Beim Mais, der sowohl als Tierfutter als auch als Biomasse zur Energiegewinnung eingesetzt wird, ist vor allem der Anbau in Monokultur ein Problem. Doch blütenfreie, monotone Maiswüsten bieten weder Bienen, Hummeln noch Schmetterlingen ansatzweise Nahrung, weshalb sie in den großen Mais-Anbaugebieten längst verschwunden sind.

Das einzige Insekt, das hier überdauert, ist der Maiszünsler - sofern er die chemische Keule überlebt hat. Auch für andere Wildtiere bietet die einförmige Landschaft weder Nahrung noch Lebensraum. Massive Düngung mit Gülle belastet Böden und Gewässer. Diese weisen besonders im Norden Deutschlands eine immer höhere Belastung an Nitrat, aber auch Medikamenten auf.

Doch selbst der immense Maisanbau kann die rund 360 Millionen niedersächsischen Rinder, Schweine, Geflügel nicht sättigen. In Brake, einem kleinen Ort an der Weser, liegt Europas größter Importhafen für Futtermittel. Von hier gelangt tonnenweise importiertes Soja aus Übersee in die Futtertröge der Weser-Ems-Region.

Um Platz für Plantagen mit Sojabohnen zu machen, wird in Brasilien und Argentinien immer mehr Regenwald gefällt. Infolgedessen leidet Brasilien unter immer längeren Dürreperioden. Ein Grund dafür liegt auch in der illegalen Abholzung zur Gewinnung neuer Ackerflächen für Futtersoja.

Schluss mit den Privilegien beim Bau von Tierhaltungsanlagen

Seit einigen Jahren regt sich immer mehr Widerstand gegen industrielle Tierhaltung. Die Genehmigungsverfahren werden erschwert - auch in Niedersachsen. Der ausufernden Mastindustrie soll Einhalt geboten werden, wenn auch in Mini-Schritten: Seit 2013 sind Abluftreinigungsanlagen für Schweinemastanlagen ab 2.000 Tieren vorgeschrieben.

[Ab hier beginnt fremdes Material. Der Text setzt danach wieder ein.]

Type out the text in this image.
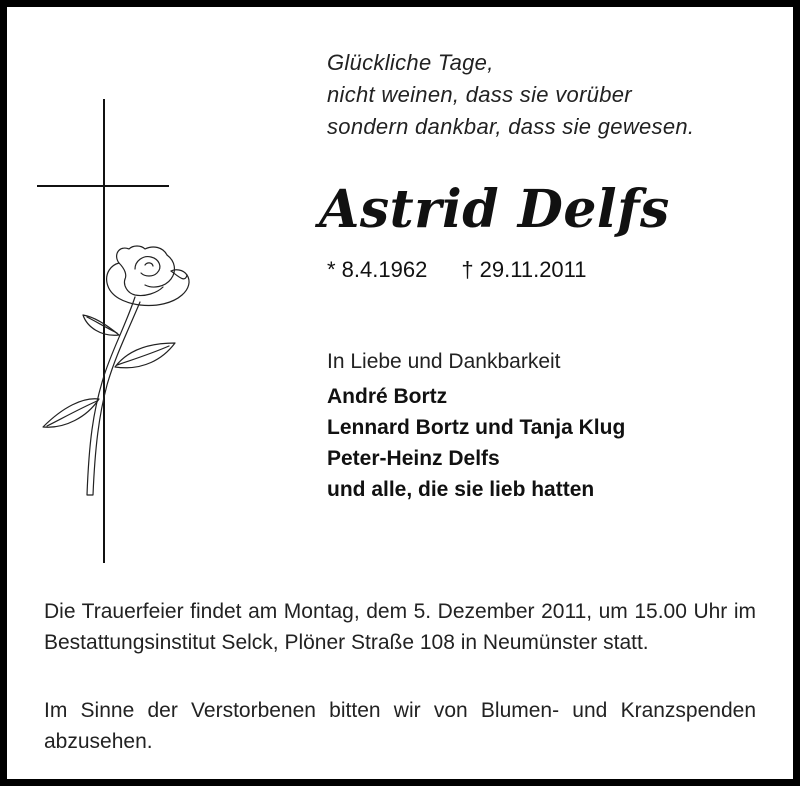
Glückliche Tage,
nicht weinen, dass sie vorüber
sondern dankbar, dass sie gewesen.
Astrid Delfs
* 8.4.1962 † 29.11.2011
In Liebe und Dankbarkeit
André Bortz
Lennard Bortz und Tanja Klug
Peter-Heinz Delfs
und alle, die sie lieb hatten
Die Trauerfeier findet am Montag, dem 5. Dezember 2011, um 15.00 Uhr im Bestattungsinstitut Selck, Plöner Straße 108 in Neumünster statt.
Im Sinne der Verstorbenen bitten wir von Blumen- und Kranzspenden abzusehen.
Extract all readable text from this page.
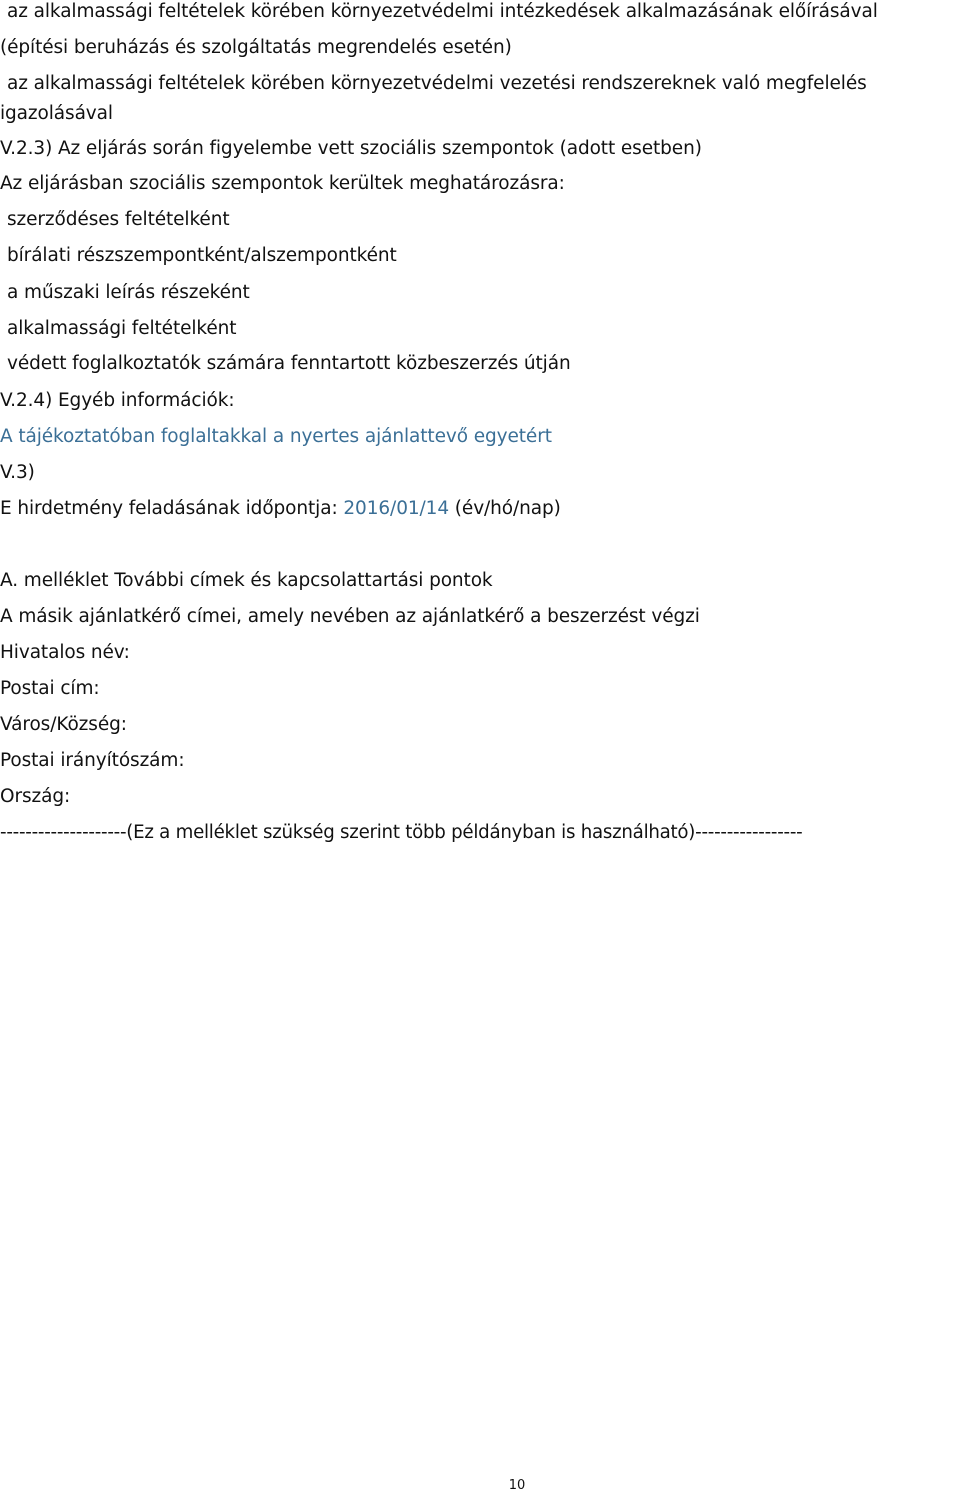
az alkalmassági feltételek körében környezetvédelmi intézkedések alkalmazásának előírásával
(építési beruházás és szolgáltatás megrendelés esetén)
az alkalmassági feltételek körében környezetvédelmi vezetési rendszereknek való megfelelés
igazolásával
V.2.3) Az eljárás során figyelembe vett szociális szempontok (adott esetben)
Az eljárásban szociális szempontok kerültek meghatározásra:
szerződéses feltételként
bírálati részszempontként/alszempontként
a műszaki leírás részeként
alkalmassági feltételként
védett foglalkoztatók számára fenntartott közbeszerzés útján
V.2.4) Egyéb információk:
A tájékoztatóban foglaltakkal a nyertes ajánlattevő egyetért
V.3)
E hirdetmény feladásának időpontja: 2016/01/14 (év/hó/nap)
A. melléklet További címek és kapcsolattartási pontok
A másik ajánlatkérő címei, amely nevében az ajánlatkérő a beszerzést végzi
Hivatalos név:
Postai cím:
Város/Község:
Postai irányítószám:
Ország:
--------------------(Ez a melléklet szükség szerint több példányban is használható)-----------------
10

Beim Neubau von Megaställen sind Keimschutzgutachten verpflichtend. Seit 2016 ist das Schnabelkürzen bei Legehennen verboten. Auch das routinemäßige Kupieren von Schwänzen bei Schweinen soll gestoppt werden. Auch das Verbandsklagerecht dürfen anerkannte Tierschutzorganisationen in Niedersachsen nun endlich anwenden.

Ein weiteres Zeichen setzte Bundesumweltministerin Barbara Hendricks, als sie im August 2016 erklärte, die Privilegien für den Bau neuer Mastanlagen einschränken zu wollen. Denn diese emittieren nicht nur Feinstaub, Treibhausgase und Ammoniak, sondern hinterlassen auch enorme Mengen an Nitrat und Tiermedikamente im Grundwasser.

Nun sollen die Anwohner mehr Mitspracherecht bei der Planung einer Mastanlage durch Erstellung eines Bebauungsplans erhalten. Eine Mega-Anlage in viele kleine Ställe aufzuteilen, um mehr Tiere als erlaubt einzupferchen - auch damit soll nun Schluss sein.

Den entscheidenden Schritt müssen die Bürger allerdings selber tun - nämlich weniger Fleisch essen. Der Fleischkonsum pro Kopf bewegt sich hierzulande seit Jahren auf etwa demselben Niveau: Beim Schweinefleisch (53 kg in 2014) nahm der Verbrauch gegenüber 2011 zwar um 3,6 kg ab, bei Geflügel nahm er dafür im selben Zeitraum um ein halbes Kilo zu - auf 19,5 kg (2014). Das mag daran liegen, dass Geflügel in dem Ruf steht, ernährungsphysiologisch gesünder zu sein. Dabei rät selbst die Deutsche Gesellschaft für Ernährung (DGE) zum sparsamen Verzehr von Geflügel.

Würde weniger Fleisch produziert, müssten Tiere nicht mehr unter qualvollen Bedingungen gemästet werden. Weniger Tiere könnten auf Stroh anstatt auf Spaltenböden stehen, das einzelne Tier hätte mehr Platz und Bewegungsfreiheit. Die Tiere würden weniger Futter und Flächen verbrauchen. Eine fleischarme Ernährung dient nicht zuletzt der menschlichen Gesundheit, nützt dem Klima und der Umwelt. Unser eigenes Wohl und das der Tiere sollte es uns wert sein.